Qual o sentido de tornar esse conhecimento enciclopédico algo normativo? Ora, não é preciso ir muito longe para perceber que o sentido é o de equiparar "cinefilia" à "academia". Ou, se quiserem, de subsumir uma na outra. De ver a cinefilia sancionada e absorvida pela academia. De a única possibilidade válida de cinefilia ser aquela sancionada pelo universo acadêmico. Afinal, numa das obras mais incensadas pela academia nas últimas décadas, seus dois volumes sobre o Cinema, Deleuze demonstra uma hesitante cinefilia. Uma cinefilia, aliás, que consegue misturar um bocado de coisas, alhos com bugalhos, sem necessariamente se comprometer. Uma cinefilia barroca, monstruosa em sua tendência à enciclopédia. Mas também uma cinefilia, digamos, já bastante concessiva e domesticada pela academia. Ao lado, evidente, de observações pontuais, agudas, urgentes, que não soam pouco sagazes. Uma cinefilia, ela mesma, pouco normativa. Mas que irá assegurar a normatividade da cinefilia ao menos por duas gerações subsequentes. Pois hoje, não poucos cinéfilos revisam Deleuze com olho ávido, antes de proclamar o veredicto. E essa sensibilidade - mais deleuziana que de Deleuze - provoca delíquos e calafrios nas sensibilidades mais histéricas. Sobretudo aquelas que se considerarem ao mesmo tempo guardiãs do cinema "estético" assim como do cinema "político". E desfolham tal cinefilia sem muito critério ou discrição. Mas aqui já entra o papel decisivo das redes sociais. E uma espécie de intolerância opinativa. Uma intransigência que se apresenta feito um selo geracional.

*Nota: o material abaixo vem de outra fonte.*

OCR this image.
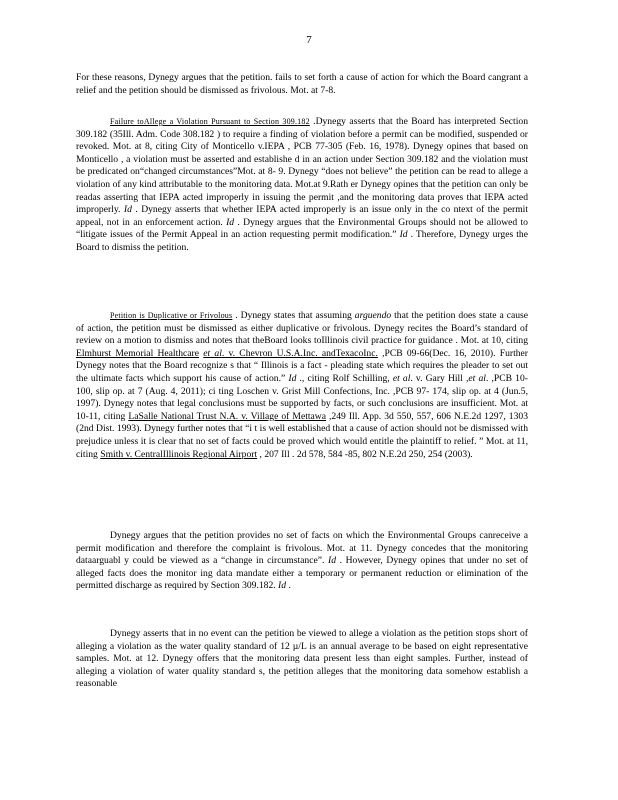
7

For these reasons, Dynegy argues that the petition. fails to set forth a cause of action for which the Board cangrant a relief and the petition should be dismissed as frivolous. Mot. at 7-8.

Failure toAllege a Violation Pursuant to Section 309.182 .Dynegy asserts that the Board has interpreted Section 309.182 (35Ill. Adm. Code 308.182 ) to require a finding of violation before a permit can be modified, suspended or revoked. Mot. at 8, citing City of Monticello v.IEPA , PCB 77-305 (Feb. 16, 1978). Dynegy opines that based on Monticello , a violation must be asserted and establishe d in an action under Section 309.182 and the violation must be predicated on“changed circumstances”Mot. at 8- 9. Dynegy “does not believe” the petition can be read to allege a violation of any kind attributable to the monitoring data. Mot.at 9.Rath er Dynegy opines that the petition can only be readas asserting that IEPA acted improperly in issuing the permit ,and the monitoring data proves that IEPA acted improperly. Id . Dynegy asserts that whether IEPA acted improperly is an issue only in the co ntext of the permit appeal, not in an enforcement action. Id . Dynegy argues that the Environmental Groups should not be allowed to “litigate issues of the Permit Appeal in an action requesting permit modification.” Id . Therefore, Dynegy urges the Board to dismiss the petition.

Petition is Duplicative or Frivolous . Dynegy states that assuming arguendo that the petition does state a cause of action, the petition must be dismissed as either duplicative or frivolous. Dynegy recites the Board’s standard of review on a motion to dismiss and notes that theBoard looks toIllinois civil practice for guidance . Mot. at 10, citing Elmhurst Memorial Healthcare et al. v. Chevron U.S.A.Inc. andTexacoInc. ,PCB 09-66(Dec. 16, 2010). Further Dynegy notes that the Board recognize s that “ Illinois is a fact - pleading state which requires the pleader to set out the ultimate facts which support his cause of action.” Id ., citing Rolf Schilling, et al. v. Gary Hill ,et al. ,PCB 10- 100, slip op. at 7 (Aug. 4, 2011); ci ting Loschen v. Grist Mill Confections, Inc. ,PCB 97- 174, slip op. at 4 (Jun.5, 1997). Dynegy notes that legal conclusions must be supported by facts, or such conclusions are insufficient. Mot. at 10-11, citing LaSalle National Trust N.A. v. Village of Mettawa ,249 Ill. App. 3d 550, 557, 606 N.E.2d 1297, 1303 (2nd Dist. 1993). Dynegy further notes that “i t is well established that a cause of action should not be dismissed with prejudice unless it is clear that no set of facts could be proved which would entitle the plaintiff to relief. ” Mot. at 11, citing Smith v. CentralIllinois Regional Airport , 207 Ill . 2d 578, 584 -85, 802 N.E.2d 250, 254 (2003).

Dynegy argues that the petition provides no set of facts on which the Environmental Groups canreceive a permit modification and therefore the complaint is frivolous. Mot. at 11. Dynegy concedes that the monitoring dataarguabl y could be viewed as a “change in circumstance”. Id . However, Dynegy opines that under no set of alleged facts does the monitor ing data mandate either a temporary or permanent reduction or elimination of the permitted discharge as required by Section 309.182. Id .

Dynegy asserts that in no event can the petition be viewed to allege a violation as the petition stops short of alleging a violation as the water quality standard of 12 µ/L is an annual average to be based on eight representative samples. Mot. at 12. Dynegy offers that the monitoring data present less than eight samples. Further, instead of alleging a violation of water quality standard s, the petition alleges that the monitoring data somehow establish a reasonable
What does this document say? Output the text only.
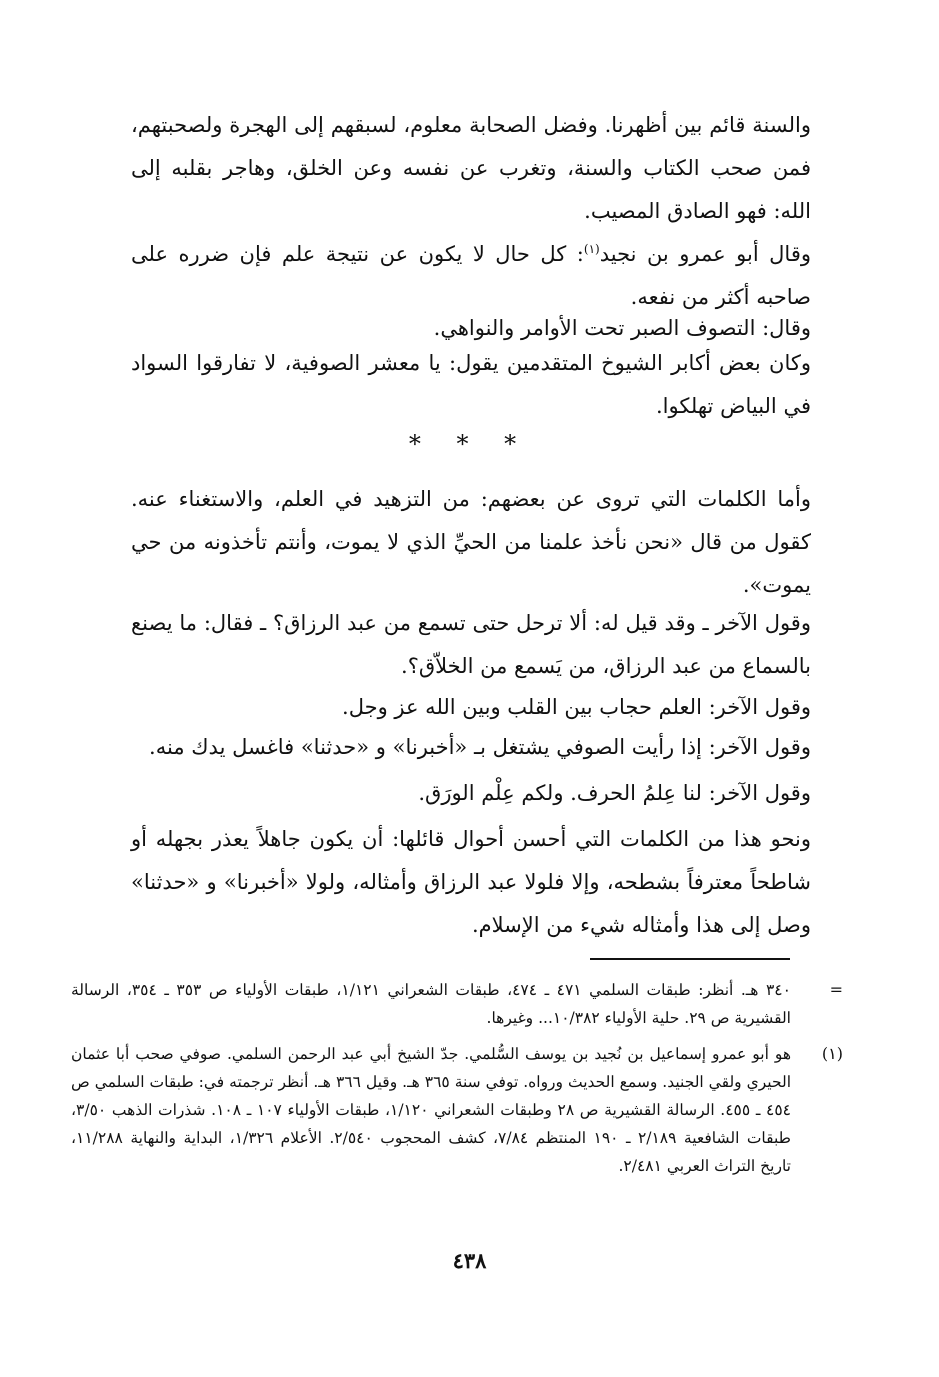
والسنة قائم بين أظهرنا. وفضل الصحابة معلوم، لسبقهم إلى الهجرة ولصحبتهم، فمن صحب الكتاب والسنة، وتغرب عن نفسه وعن الخلق، وهاجر بقلبه إلى الله: فهو الصادق المصيب.

وقال أبو عمرو بن نجيد$^{(١)}$: كل حال لا يكون عن نتيجة علم فإن ضرره على صاحبه أكثر من نفعه.

وقال: التصوف الصبر تحت الأوامر والنواهي.

وكان بعض أكابر الشيوخ المتقدمين يقول: يا معشر الصوفية، لا تفارقوا السواد في البياض تهلكوا.

* * *

وأما الكلمات التي تروى عن بعضهم: من التزهيد في العلم، والاستغناء عنه. كقول من قال «نحن نأخذ علمنا من الحيِّ الذي لا يموت، وأنتم تأخذونه من حي يموت».

وقول الآخر ـ وقد قيل له: ألا ترحل حتى تسمع من عبد الرزاق؟ ـ فقال: ما يصنع بالسماع من عبد الرزاق، من يَسمع من الخلاّق؟.

وقول الآخر: العلم حجاب بين القلب وبين الله عز وجل.

وقول الآخر: إذا رأيت الصوفي يشتغل بـ «أخبرنا» و «حدثنا» فاغسل يدك منه.

وقول الآخر: لنا عِلمُ الحرف. ولكم عِلْم الورَق.

ونحو هذا من الكلمات التي أحسن أحوال قائلها: أن يكون جاهلاً يعذر بجهله أو شاطحاً معترفاً بشطحه، وإلا فلولا عبد الرزاق وأمثاله، ولولا «أخبرنا» و «حدثنا» وصل إلى هذا وأمثاله شيء من الإسلام.

=
٣٤٠ هـ. أنظر: طبقات السلمي ٤٧١ ـ ٤٧٤، طبقات الشعراني ١/١٢١، طبقات الأولياء ص ٣٥٣ ـ ٣٥٤، الرسالة القشيرية ص ٢٩. حلية الأولياء ١٠/٣٨٢... وغيرها.

(١)
هو أبو عمرو إسماعيل بن نُجيد بن يوسف السُّلمي. جدّ الشيخ أبي عبد الرحمن السلمي. صوفي صحب أبا عثمان الحيري ولقي الجنيد. وسمع الحديث ورواه. توفي سنة ٣٦٥ هـ. وقيل ٣٦٦ هـ. أنظر ترجمته في: طبقات السلمي ص ٤٥٤ ـ ٤٥٥. الرسالة القشيرية ص ٢٨ وطبقات الشعراني ١/١٢٠، طبقات الأولياء ١٠٧ ـ ١٠٨. شذرات الذهب ٣/٥٠، طبقات الشافعية ٢/١٨٩ ـ ١٩٠ المنتظم ٧/٨٤، كشف المحجوب ٢/٥٤٠. الأعلام ١/٣٢٦، البداية والنهاية ١١/٢٨٨، تاريخ التراث العربي ٢/٤٨١.

٤٣٨
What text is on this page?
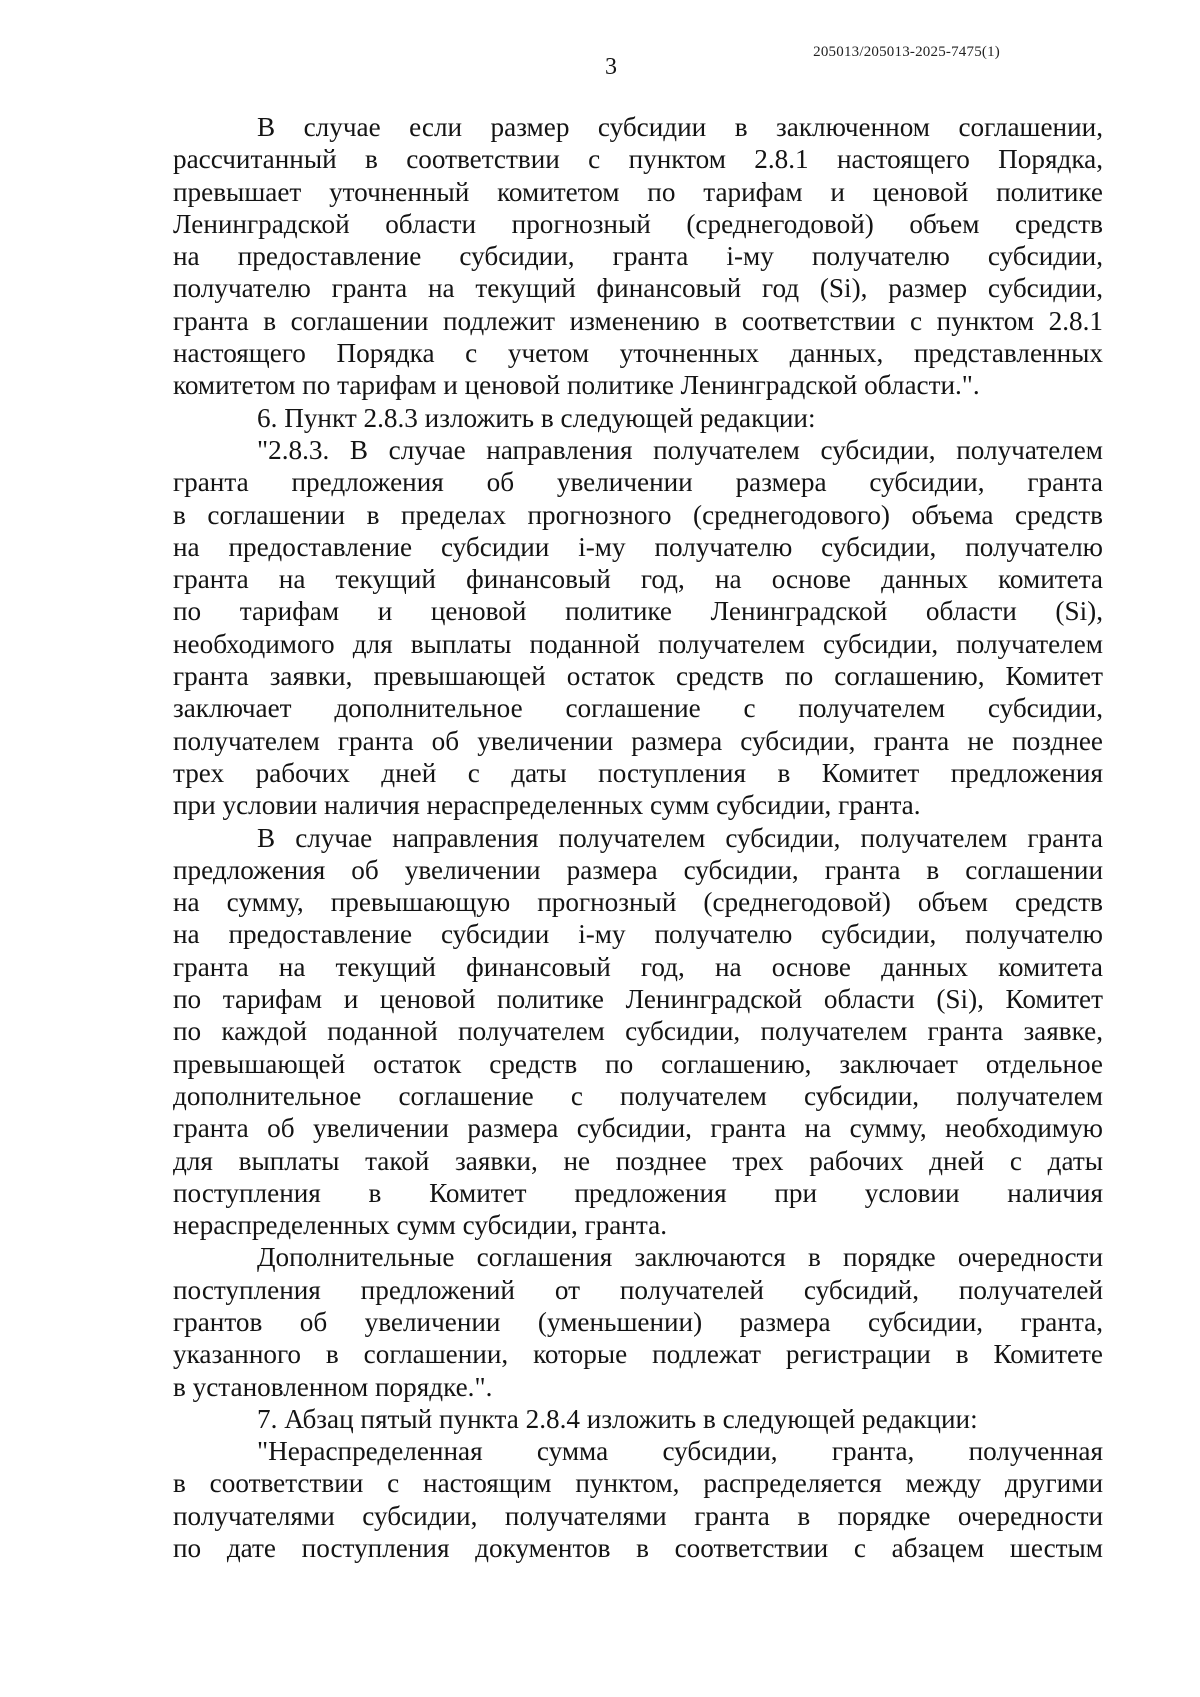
205013/205013-2025-7475(1)
3

В случае если размер субсидии в заключенном соглашении,
рассчитанный в соответствии с пунктом 2.8.1 настоящего Порядка,
превышает уточненный комитетом по тарифам и ценовой политике
Ленинградской области прогнозный (среднегодовой) объем средств
на предоставление субсидии, гранта i-му получателю субсидии,
получателю гранта на текущий финансовый год (Si), размер субсидии,
гранта в соглашении подлежит изменению в соответствии с пунктом 2.8.1
настоящего Порядка с учетом уточненных данных, представленных
комитетом по тарифам и ценовой политике Ленинградской области.".

6. Пункт 2.8.3 изложить в следующей редакции:

"2.8.3. В случае направления получателем субсидии, получателем
гранта предложения об увеличении размера субсидии, гранта
в соглашении в пределах прогнозного (среднегодового) объема средств
на предоставление субсидии i-му получателю субсидии, получателю
гранта на текущий финансовый год, на основе данных комитета
по тарифам и ценовой политике Ленинградской области (Si),
необходимого для выплаты поданной получателем субсидии, получателем
гранта заявки, превышающей остаток средств по соглашению, Комитет
заключает дополнительное соглашение с получателем субсидии,
получателем гранта об увеличении размера субсидии, гранта не позднее
трех рабочих дней с даты поступления в Комитет предложения
при условии наличия нераспределенных сумм субсидии, гранта.

В случае направления получателем субсидии, получателем гранта
предложения об увеличении размера субсидии, гранта в соглашении
на сумму, превышающую прогнозный (среднегодовой) объем средств
на предоставление субсидии i-му получателю субсидии, получателю
гранта на текущий финансовый год, на основе данных комитета
по тарифам и ценовой политике Ленинградской области (Si), Комитет
по каждой поданной получателем субсидии, получателем гранта заявке,
превышающей остаток средств по соглашению, заключает отдельное
дополнительное соглашение с получателем субсидии, получателем
гранта об увеличении размера субсидии, гранта на сумму, необходимую
для выплаты такой заявки, не позднее трех рабочих дней с даты
поступления в Комитет предложения при условии наличия
нераспределенных сумм субсидии, гранта.

Дополнительные соглашения заключаются в порядке очередности
поступления предложений от получателей субсидий, получателей
грантов об увеличении (уменьшении) размера субсидии, гранта,
указанного в соглашении, которые подлежат регистрации в Комитете
в установленном порядке.".

7. Абзац пятый пункта 2.8.4 изложить в следующей редакции:

"Нераспределенная сумма субсидии, гранта, полученная
в соответствии с настоящим пунктом, распределяется между другими
получателями субсидии, получателями гранта в порядке очередности
по дате поступления документов в соответствии с абзацем шестым
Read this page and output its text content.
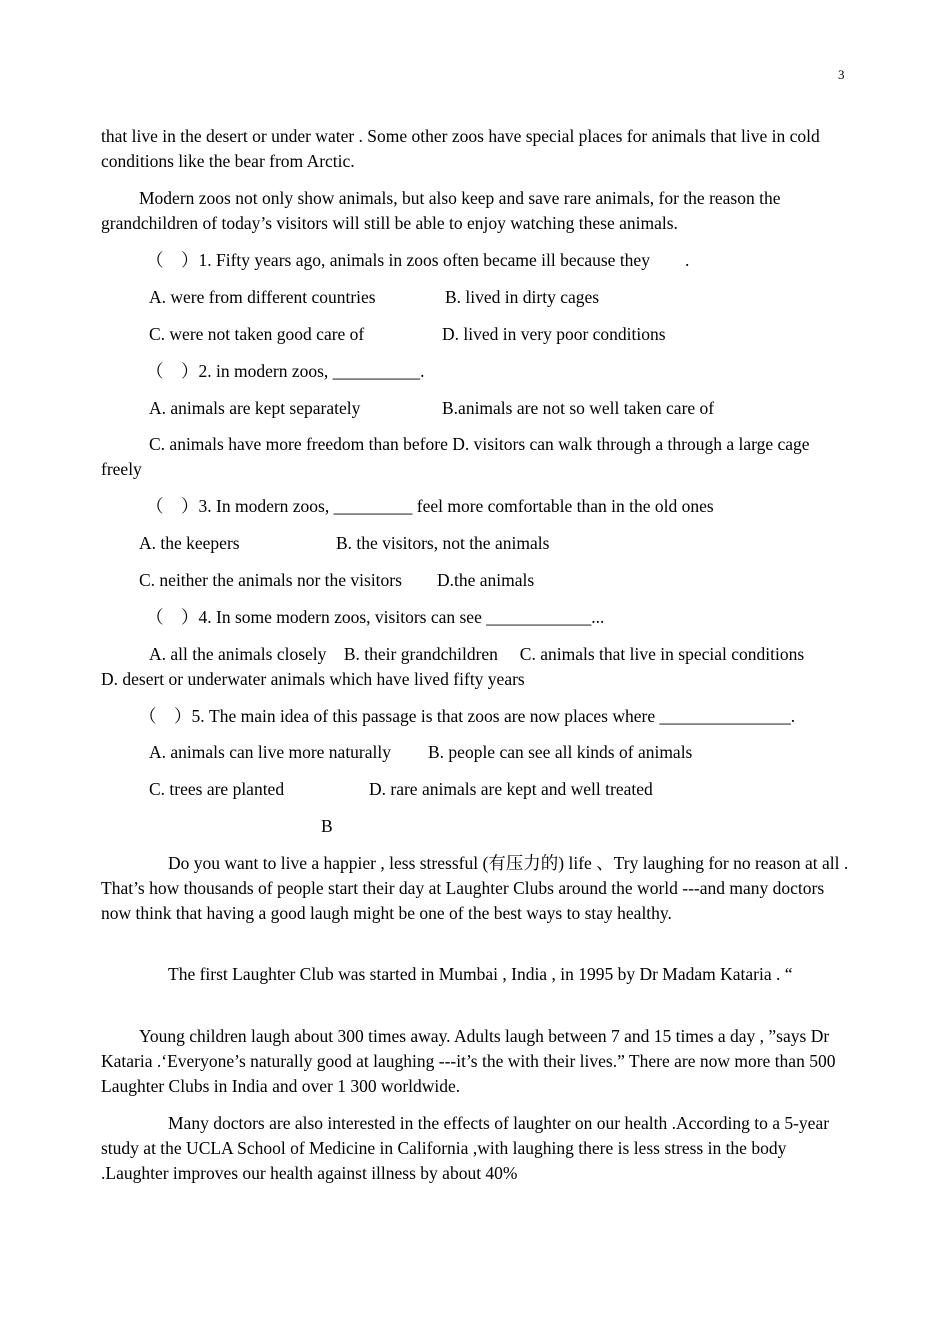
3
that live in the desert or under water . Some other zoos have special places for animals that live in cold conditions like the bear from Arctic.
Modern zoos not only show animals, but also keep and save rare animals, for the reason the grandchildren of today’s visitors will still be able to enjoy watching these animals.
（　）1. Fifty years ago, animals in zoos often became ill because they　　.
A. were from different countries	B. lived in dirty cages
C. were not taken good care of	D. lived in very poor conditions
（　）2. in modern zoos, __________.
A. animals are kept separately	B.animals are not so well taken care of
C. animals have more freedom than before D. visitors can walk through a through a large cage freely
（　）3. In modern zoos, _________ feel more comfortable than in the old ones
A. the keepers	B. the visitors, not the animals
C. neither the animals nor the visitors	D.the animals
（　）4. In some modern zoos, visitors can see ____________...
A. all the animals closely    B. their grandchildren     C. animals that live in special conditions             D. desert or underwater animals which have lived fifty years
（　）5. The main idea of this passage is that zoos are now places where _______________.
A. animals can live more naturally	B. people can see all kinds of animals
C. trees are planted	D. rare animals are kept and well treated
B
Do you want to live a happier , less stressful (有压力的) life 、Try laughing for no reason at all . That’s how thousands of people start their day at Laughter Clubs around the world ---and many doctors now think that having a good laugh might be one of the best ways to stay healthy.
The first Laughter Club was started in Mumbai , India , in 1995 by Dr Madam Kataria . “
Young children laugh about 300 times away. Adults laugh between 7 and 15 times a day , ”says Dr Kataria .‘Everyone’s naturally good at laughing ---it’s the with their lives.” There are now more than 500 Laughter Clubs in India and over 1 300 worldwide.
Many doctors are also interested in the effects of laughter on our health .According to a 5-year study at the UCLA School of Medicine in California ,with laughing there is less stress in the body .Laughter improves our health against illness by about 40%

É mais ou menos óbvio que as duas esferas - cinefilia e academia - são um tanto incompatíveis. De partida, diversas. Definitivamente, dessemelhantes. Tanto que a cada uma, há um nome. Ou, no mínimo, encontram-se à frente de diferentes janelas, ainda quando debruçam-se sobre a mesma vista. E é também óbvio que a cinefilia não deve deixar-se tutelar pela academia. Pelo cartorialismo insípido da academia. É-se cinéfilo por impulso. Há algo de muito subjetivo, excêntrico e transgressor nisso de gostar de filmes. Há um impulso amoroso, amador, intuitivo que cria suas próprias regras. Um impulso análogo ao do leitor. Ou talvez ainda mais próximo do colecionador que o do leitor. E isso não pode ser reduzido, como se faz na academia, a um elenco de autores que alicerça uma teoria prévia. Nem pode ser regulado pela ABNT.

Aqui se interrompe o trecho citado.